RECONSTRUCTION OF PALEOENVIRONMENTAL CONDITIONS AND TEMPORAL PATTERNS OF ANCIENT MINING ON ISLE ROYALE USING BIOGEOCHEMICAL ANALYSES OF LAKE SEDIMENT

Isle Royale and the Keweenaw Peninsula of Michigan are home to some of the oldest examples of native North American metalworking and land use. The overarching objective of this research is to produce a reconstruction of the timing, spatial patterns, and environmental impacts of mining activities on Isle Royale through sedimentological and biogeochemical analysis of lacustrine sediments. We also seek to produce a parallel record of paleoenvironmental conditions in order to assess the potential impacts of environmental change on ancient mining cultures.

In 2016, we collected a 7.5 m long sediment core sequence from Lily Lake on Isle Royale, MI. Lily Lake lies approximately 100 m above the current water level of Lake Superior, and formed approximately ~11,000 years before present following the retreat of the Laurentide ice sheet. Lily Lake has been exposed to very little human land use change relative to other lakes on Isle Royale (e.g. there are no ancient pit mines in the immediate catchment), and thus is well suited for reconstructing past environmental changes. We analyzed weakly sorbed metal concentrations using ICP-MS to test hypotheses on the timing and transport mechanisms of potential metal pollution derived from ancient mining activities. In addition, we conducted EA-IRMS analysis (including carbon/nitrogen ratios, and the isotopic composition of organic C and N) on bulk organic sediment to provide a record of natural paleoenvironmental changes.
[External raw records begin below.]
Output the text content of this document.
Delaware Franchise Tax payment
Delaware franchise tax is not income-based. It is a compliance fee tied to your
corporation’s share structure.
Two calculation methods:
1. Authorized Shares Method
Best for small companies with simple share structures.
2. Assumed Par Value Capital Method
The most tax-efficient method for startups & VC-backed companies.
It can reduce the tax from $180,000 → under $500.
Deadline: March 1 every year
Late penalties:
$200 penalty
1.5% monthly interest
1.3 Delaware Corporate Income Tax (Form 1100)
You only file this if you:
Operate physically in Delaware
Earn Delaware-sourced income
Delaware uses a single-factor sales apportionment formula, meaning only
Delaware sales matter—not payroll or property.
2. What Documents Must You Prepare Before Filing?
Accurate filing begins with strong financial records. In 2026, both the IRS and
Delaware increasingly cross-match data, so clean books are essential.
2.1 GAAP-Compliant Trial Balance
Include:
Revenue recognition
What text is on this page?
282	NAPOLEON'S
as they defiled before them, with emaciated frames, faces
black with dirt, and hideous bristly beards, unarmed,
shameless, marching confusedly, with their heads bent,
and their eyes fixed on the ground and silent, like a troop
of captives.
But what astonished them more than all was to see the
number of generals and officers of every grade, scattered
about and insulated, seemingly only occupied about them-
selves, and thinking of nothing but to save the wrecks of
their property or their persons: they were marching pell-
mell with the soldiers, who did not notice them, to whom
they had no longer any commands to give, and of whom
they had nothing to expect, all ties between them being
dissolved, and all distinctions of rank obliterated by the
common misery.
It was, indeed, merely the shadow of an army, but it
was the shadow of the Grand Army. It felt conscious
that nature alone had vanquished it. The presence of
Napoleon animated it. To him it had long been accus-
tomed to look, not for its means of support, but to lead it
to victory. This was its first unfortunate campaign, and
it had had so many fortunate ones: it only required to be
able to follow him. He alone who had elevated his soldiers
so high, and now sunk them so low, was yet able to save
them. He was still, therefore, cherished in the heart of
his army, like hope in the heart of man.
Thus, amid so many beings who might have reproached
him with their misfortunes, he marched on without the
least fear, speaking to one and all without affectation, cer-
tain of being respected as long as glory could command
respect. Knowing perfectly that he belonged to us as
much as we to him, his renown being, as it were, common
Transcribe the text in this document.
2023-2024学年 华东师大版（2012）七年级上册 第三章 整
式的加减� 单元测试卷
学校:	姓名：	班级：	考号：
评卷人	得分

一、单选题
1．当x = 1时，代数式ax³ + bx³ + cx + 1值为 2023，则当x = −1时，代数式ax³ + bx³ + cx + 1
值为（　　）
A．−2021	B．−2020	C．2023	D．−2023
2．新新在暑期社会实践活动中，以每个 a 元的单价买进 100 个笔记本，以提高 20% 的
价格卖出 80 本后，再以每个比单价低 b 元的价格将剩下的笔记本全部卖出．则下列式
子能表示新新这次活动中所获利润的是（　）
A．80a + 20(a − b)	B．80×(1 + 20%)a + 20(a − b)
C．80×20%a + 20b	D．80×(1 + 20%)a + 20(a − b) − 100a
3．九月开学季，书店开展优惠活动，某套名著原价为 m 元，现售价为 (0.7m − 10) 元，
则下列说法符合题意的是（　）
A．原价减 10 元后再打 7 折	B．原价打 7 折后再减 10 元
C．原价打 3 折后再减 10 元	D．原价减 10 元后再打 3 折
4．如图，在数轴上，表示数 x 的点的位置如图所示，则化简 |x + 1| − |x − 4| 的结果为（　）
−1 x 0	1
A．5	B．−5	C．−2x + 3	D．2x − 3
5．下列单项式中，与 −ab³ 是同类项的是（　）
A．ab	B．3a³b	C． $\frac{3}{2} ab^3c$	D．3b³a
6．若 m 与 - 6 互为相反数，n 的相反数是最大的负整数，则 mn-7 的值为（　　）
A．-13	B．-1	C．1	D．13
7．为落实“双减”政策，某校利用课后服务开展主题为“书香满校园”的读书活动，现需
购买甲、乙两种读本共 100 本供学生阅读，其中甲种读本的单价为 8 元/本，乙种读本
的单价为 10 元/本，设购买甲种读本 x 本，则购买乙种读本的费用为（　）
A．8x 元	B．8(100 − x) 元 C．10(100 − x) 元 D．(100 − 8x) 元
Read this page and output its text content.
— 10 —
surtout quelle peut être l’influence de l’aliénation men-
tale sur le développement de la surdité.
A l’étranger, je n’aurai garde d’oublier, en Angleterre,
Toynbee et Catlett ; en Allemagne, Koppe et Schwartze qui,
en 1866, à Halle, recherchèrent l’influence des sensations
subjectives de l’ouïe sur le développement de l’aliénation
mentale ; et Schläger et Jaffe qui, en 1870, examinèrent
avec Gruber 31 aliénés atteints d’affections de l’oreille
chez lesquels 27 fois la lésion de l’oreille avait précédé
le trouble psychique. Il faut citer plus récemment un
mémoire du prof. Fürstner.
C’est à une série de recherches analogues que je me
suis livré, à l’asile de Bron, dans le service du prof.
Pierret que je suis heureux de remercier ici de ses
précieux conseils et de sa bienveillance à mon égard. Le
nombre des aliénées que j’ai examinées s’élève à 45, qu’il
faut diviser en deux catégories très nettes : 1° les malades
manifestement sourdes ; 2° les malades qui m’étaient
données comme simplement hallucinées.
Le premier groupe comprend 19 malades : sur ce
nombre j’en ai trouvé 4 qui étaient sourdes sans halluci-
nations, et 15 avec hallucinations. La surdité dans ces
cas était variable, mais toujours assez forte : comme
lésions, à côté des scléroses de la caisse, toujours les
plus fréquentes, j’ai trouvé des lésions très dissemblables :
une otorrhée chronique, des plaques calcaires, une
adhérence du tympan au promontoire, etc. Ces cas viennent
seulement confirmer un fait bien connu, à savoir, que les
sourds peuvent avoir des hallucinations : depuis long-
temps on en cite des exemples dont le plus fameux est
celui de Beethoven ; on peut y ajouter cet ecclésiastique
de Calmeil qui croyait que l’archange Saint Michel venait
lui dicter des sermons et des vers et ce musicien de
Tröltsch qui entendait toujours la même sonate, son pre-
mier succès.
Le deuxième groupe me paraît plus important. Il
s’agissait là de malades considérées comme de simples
Results from the metals analysis provide evidence of Middle Archaic mining activity that is temporally consistent with radiocarbon dated artifacts and similar evidence from other lakes located adjacent ancient pit mines on Isle Royale and the Keweenaw Peninsula of Michigan. Additional work is required to assess the relative influence of natural versus anthropogenic processes that may have influenced metal concentrations in Lily Lake sediment and to determine a transport mechanism for the putative mining related pollution.